Merlino Chiara, Bergallo Massimiliano, Gribaudo Giorgio, Gregori Gabriella, Paolo Segoloni Giuseppe, Giacchino Franca, Ponzi Alessandro Negro, Cavallo Rossana
Department of Public Health and Microbiology, Virology Unit, University of Turin, Via Santena 9-10126, Turin, Italy.
J Clin Virol. 2003 Dec;28(3):265-74. doi: 10.1016/s1386-6532(03)00012-x.
Several studies have disclosed a correlation between polyomavirus BK (BKV) and interstitial nephritis in renal transplant recipients and its quantification in urine and serum is therefore required to assess the role of BKV infection in nephropathy.
This paper describes a urine and serum BKV-DNA quantification protocol devised to evaluate the viral load.
Screening of samples containing > or =10(3)/ml viral genome copies by a semi-quantitative polymerase chain reaction (PCR) assay is followed by precise quantification of the samples containing a high number of viral genomes in a quantitative-competitive (QC)-PCR assay. Generation of the competitor construct relied on the different sizes of wild-type and competitor amplicons.

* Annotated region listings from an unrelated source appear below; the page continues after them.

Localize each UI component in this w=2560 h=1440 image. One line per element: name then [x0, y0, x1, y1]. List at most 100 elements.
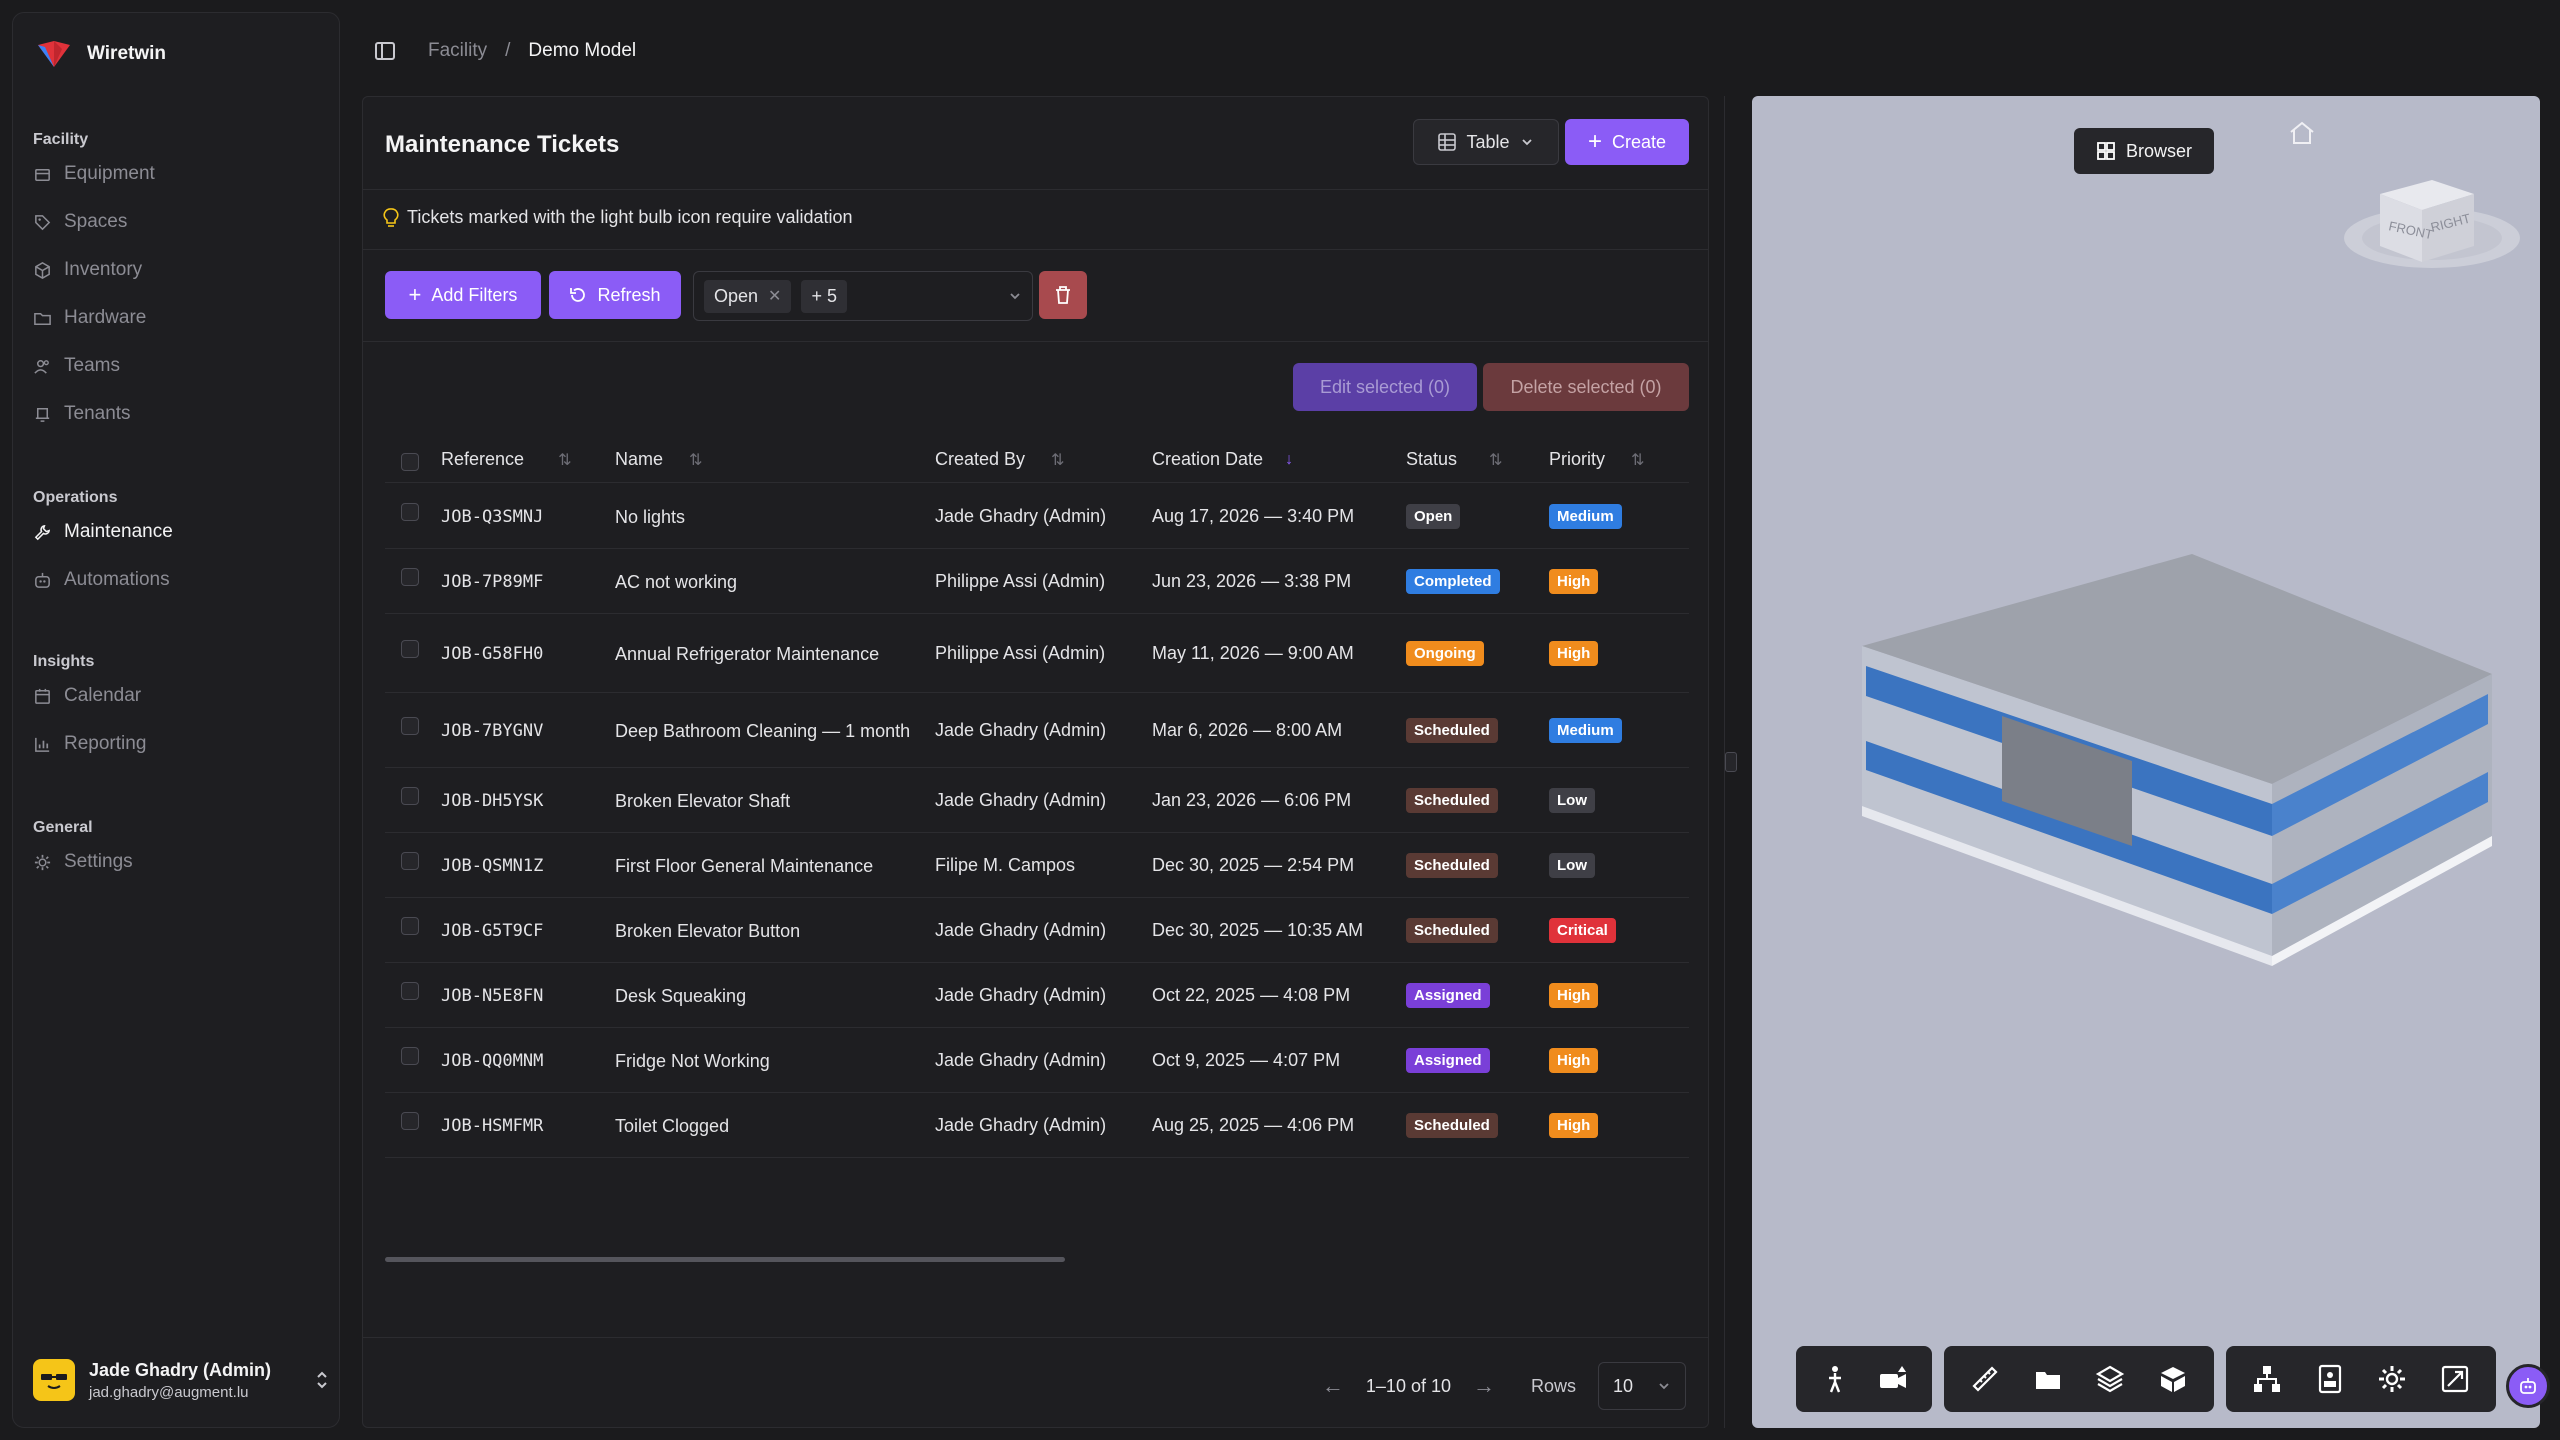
column-priority[interactable]: Priority ⇅ — [1549, 449, 1644, 470]
ticket-name[interactable]: No lights — [615, 485, 915, 548]
camera-icon[interactable] — [1878, 1364, 1908, 1394]
create-button[interactable]: + Create — [1565, 119, 1689, 165]
row-checkbox[interactable] — [401, 568, 419, 586]
refresh-button[interactable]: Refresh — [549, 271, 681, 319]
ticket-name[interactable]: First Floor General Maintenance — [615, 834, 915, 897]
ticket-reference[interactable]: JOB-DH5YSK — [441, 769, 543, 832]
ticket-reference[interactable]: JOB-7BYGNV — [441, 694, 543, 767]
brand[interactable]: Wiretwin — [35, 39, 166, 69]
breadcrumb-current[interactable]: Demo Model — [528, 40, 636, 62]
layers-icon[interactable] — [2095, 1364, 2125, 1394]
status-badge: Assigned — [1406, 983, 1490, 1008]
view-select[interactable]: Table — [1413, 119, 1559, 165]
ticket-reference[interactable]: JOB-Q3SMNJ — [441, 485, 543, 548]
edit-selected-button[interactable]: Edit selected (0) — [1293, 363, 1477, 411]
select-all-checkbox[interactable] — [401, 453, 419, 471]
column-reference[interactable]: Reference ⇅ — [441, 449, 571, 470]
view-cube-icon[interactable]: FRONT RIGHT — [2340, 154, 2526, 284]
row-checkbox[interactable] — [401, 787, 419, 805]
ticket-name[interactable]: Broken Elevator Button — [615, 899, 915, 962]
add-filters-button[interactable]: + Add Filters — [385, 271, 541, 319]
sidebar-item-maintenance[interactable]: Maintenance — [33, 517, 173, 547]
ticket-name[interactable]: Broken Elevator Shaft — [615, 769, 915, 832]
rows-per-page-select[interactable]: 10 — [1598, 1362, 1686, 1410]
building-model[interactable] — [1852, 546, 2502, 966]
ticket-reference[interactable]: JOB-QQ0MNM — [441, 1029, 543, 1092]
filter-chip[interactable]: Open ✕ — [704, 279, 792, 313]
ticket-name[interactable]: AC not working — [615, 550, 915, 613]
section-box-icon[interactable] — [2158, 1364, 2188, 1394]
sidebar-item-tenants[interactable]: Tenants — [33, 399, 131, 429]
user-menu[interactable]: Jade Ghadry (Admin) jad.ghadry@augment.l… — [33, 1359, 329, 1401]
clear-filters-button[interactable] — [1039, 271, 1087, 319]
sidebar-item-teams[interactable]: Teams — [33, 351, 120, 381]
resize-grip-icon[interactable] — [1725, 752, 1737, 772]
filter-more-chip[interactable]: + 5 — [801, 279, 847, 313]
ruler-icon[interactable] — [1970, 1364, 2000, 1394]
browser-button[interactable]: Browser — [2074, 128, 2214, 174]
ticket-name[interactable]: Deep Bathroom Cleaning — 1 month — [615, 694, 915, 767]
walk-mode-icon[interactable] — [1820, 1364, 1850, 1394]
next-page-icon[interactable]: → — [1473, 1373, 1495, 1399]
previous-page-icon[interactable]: ← — [1322, 1373, 1344, 1399]
fullscreen-icon[interactable] — [2440, 1364, 2470, 1394]
column-creation-date[interactable]: Creation Date ↓ — [1152, 449, 1293, 470]
sidebar-item-spaces[interactable]: Spaces — [33, 207, 127, 237]
sidebar-item-settings[interactable]: Settings — [33, 847, 133, 877]
status-filter-select[interactable]: Open ✕ + 5 — [693, 271, 1033, 321]
row-checkbox[interactable] — [401, 917, 419, 935]
row-checkbox[interactable] — [401, 640, 419, 658]
properties-icon[interactable] — [2315, 1364, 2345, 1394]
table-row[interactable]: JOB-Q3SMNJ No lights Jade Ghadry (Admin) Au… — [385, 485, 1689, 549]
ticket-reference[interactable]: JOB-G58FH0 — [441, 615, 543, 692]
table-row[interactable]: JOB-QSMN1Z First Floor General Maintenanc… — [385, 834, 1689, 898]
row-checkbox[interactable] — [401, 852, 419, 870]
column-name[interactable]: Name ⇅ — [615, 449, 702, 470]
ticket-reference[interactable]: JOB-7P89MF — [441, 550, 543, 613]
row-checkbox[interactable] — [401, 1047, 419, 1065]
row-checkbox[interactable] — [401, 982, 419, 1000]
sidebar-item-calendar[interactable]: Calendar — [33, 681, 141, 711]
table-row[interactable]: JOB-HSMFMR Toilet Clogged Jade Ghadry (Adm… — [385, 1094, 1689, 1158]
sidebar-item-reporting[interactable]: Reporting — [33, 729, 146, 759]
model-viewer[interactable]: Browser FRONT RIGHT — [1752, 96, 2540, 1428]
sidebar-item-inventory[interactable]: Inventory — [33, 255, 142, 285]
table-row[interactable]: JOB-N5E8FN Desk Squeaking Jade Ghadry (Adm… — [385, 964, 1689, 1028]
sidebar-item-hardware[interactable]: Hardware — [33, 303, 146, 333]
hierarchy-icon[interactable] — [2252, 1364, 2282, 1394]
table-row[interactable]: JOB-DH5YSK Broken Elevator Shaft Jade Ghad… — [385, 769, 1689, 833]
sidebar-item-automations[interactable]: Automations — [33, 565, 170, 595]
home-icon[interactable] — [2288, 120, 2316, 146]
ticket-name[interactable]: Toilet Clogged — [615, 1094, 915, 1157]
assistant-button[interactable] — [2506, 1364, 2550, 1408]
column-created-by[interactable]: Created By ⇅ — [935, 449, 1064, 470]
row-checkbox[interactable] — [401, 1112, 419, 1130]
table-row[interactable]: JOB-QQ0MNM Fridge Not Working Jade Ghadry … — [385, 1029, 1689, 1093]
row-checkbox[interactable] — [401, 503, 419, 521]
ticket-reference[interactable]: JOB-G5T9CF — [441, 899, 543, 962]
delete-selected-button[interactable]: Delete selected (0) — [1483, 363, 1689, 411]
sidebar-toggle-icon[interactable] — [374, 40, 396, 62]
users-icon — [34, 359, 49, 374]
breadcrumb-parent[interactable]: Facility — [428, 40, 487, 62]
gear-icon[interactable] — [2377, 1364, 2407, 1394]
horizontal-scrollbar[interactable] — [385, 1257, 1065, 1262]
row-checkbox[interactable] — [401, 717, 419, 735]
chevron-up-down-icon[interactable] — [315, 1369, 329, 1391]
ticket-name[interactable]: Annual Refrigerator Maintenance — [615, 615, 915, 692]
ticket-name[interactable]: Fridge Not Working — [615, 1029, 915, 1092]
ticket-reference[interactable]: JOB-N5E8FN — [441, 964, 543, 1027]
table-row[interactable]: JOB-G5T9CF Broken Elevator Button Jade Gha… — [385, 899, 1689, 963]
table-row[interactable]: JOB-7BYGNV Deep Bathroom Cleaning — 1 mon… — [385, 694, 1689, 768]
ticket-name[interactable]: Desk Squeaking — [615, 964, 915, 1027]
column-status[interactable]: Status ⇅ — [1406, 449, 1502, 470]
table-row[interactable]: JOB-7P89MF AC not working Philippe Assi (A… — [385, 550, 1689, 614]
sidebar-item-equipment[interactable]: Equipment — [33, 159, 155, 189]
cube-icon — [35, 261, 50, 279]
ticket-reference[interactable]: JOB-HSMFMR — [441, 1094, 543, 1157]
close-icon[interactable]: ✕ — [768, 286, 781, 306]
table-row[interactable]: JOB-G58FH0 Annual Refrigerator Maintenanc… — [385, 615, 1689, 693]
ticket-reference[interactable]: JOB-QSMN1Z — [441, 834, 543, 897]
folder-icon[interactable] — [2033, 1364, 2063, 1394]
ticket-status: Assigned — [1406, 1029, 1490, 1092]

Screening by semi-quantitative PCR selects samples with a high number of viral genomes for use in the more labor-intensive and -expensive QC-PCR assay and thus provides a handy means for quantitative DNA analysis of large numbers of samples. The results obtained in BKV-DNA quantification in urine and serum samples from 51 renal transplant recipients (22 on treatment with tacrolimus (FK506) and 29 on cyclosporine A (Cy A)) are interesting: BKV-DNA findings (43.1%) in urine samples are in agreement with the BKV urinary shedding reported in literature (5-45%). With regard to immunosuppressive treatment, the percentage of activation of the infection (revealed by BKV-DNA detection in urine samples) in the two groups of therapy is similar (40.9% vs 44.8%). The observation that the viral load in urine is dissociated with that of serum suggests that both parameters should be investigated in evaluation of the pathogenetic role of BKV reactivation in renal transplant recipients. Moreover, our BKV-DNA quantification protocol could be used to monitor viral load in urine and serum samples from renal transplant recipients so as to detect those at risk of nephropathy and monitor their response to immunosuppression reduction therapy if it occurs.
多项研究揭示了多瘤病毒BK(BKV)与肾移植受者间质性肾炎之间的相关性,因此需要对尿液和血清中的BKV进行定量检测,以评估BKV感染在肾病中的作用。
本文描述了一种用于评估病毒载量的尿液和血清BKV-DNA定量检测方法。
通过半定量聚合酶链反应(PCR)检测筛选出病毒基因组拷贝数≥10³/ml的样本,然后采用定量竞争(QC)-PCR检测对病毒基因组数量较多的样本进行精确定量。竞争构建体的产生依赖于野生型和竞争扩增子的不同大小。
通过半定量PCR筛选出病毒基因组数量较多的样本,用于更耗时且昂贵的QC-PCR检测,从而为大量样本的DNA定量分析提供了一种便捷方法。对51例肾移植受者(22例接受他克莫司(FK506)治疗,29例接受环孢素A(Cy A)治疗)的尿液和血清样本进行BKV-DNA定量检测,结果有趣:尿液样本中的BKV-DNA检测结果(43.1%)与文献报道的BKV尿排泄率(5%-45%)一致。关于免疫抑制治疗,两组治疗中感染激活的百分比(通过尿液样本中的BKV-DNA检测显示)相似(40.9%对44.8%)。尿液中病毒载量与血清中病毒载量分离的观察结果表明,在评估BKV再激活在肾移植受者发病机制中的作用时,应同时研究这两个参数。此外,我们的BKV-DNA定量检测方法可用于监测肾移植受者尿液和血清样本中的病毒载量,以检测有肾病风险的患者,并在其接受免疫抑制减量治疗时监测其反应。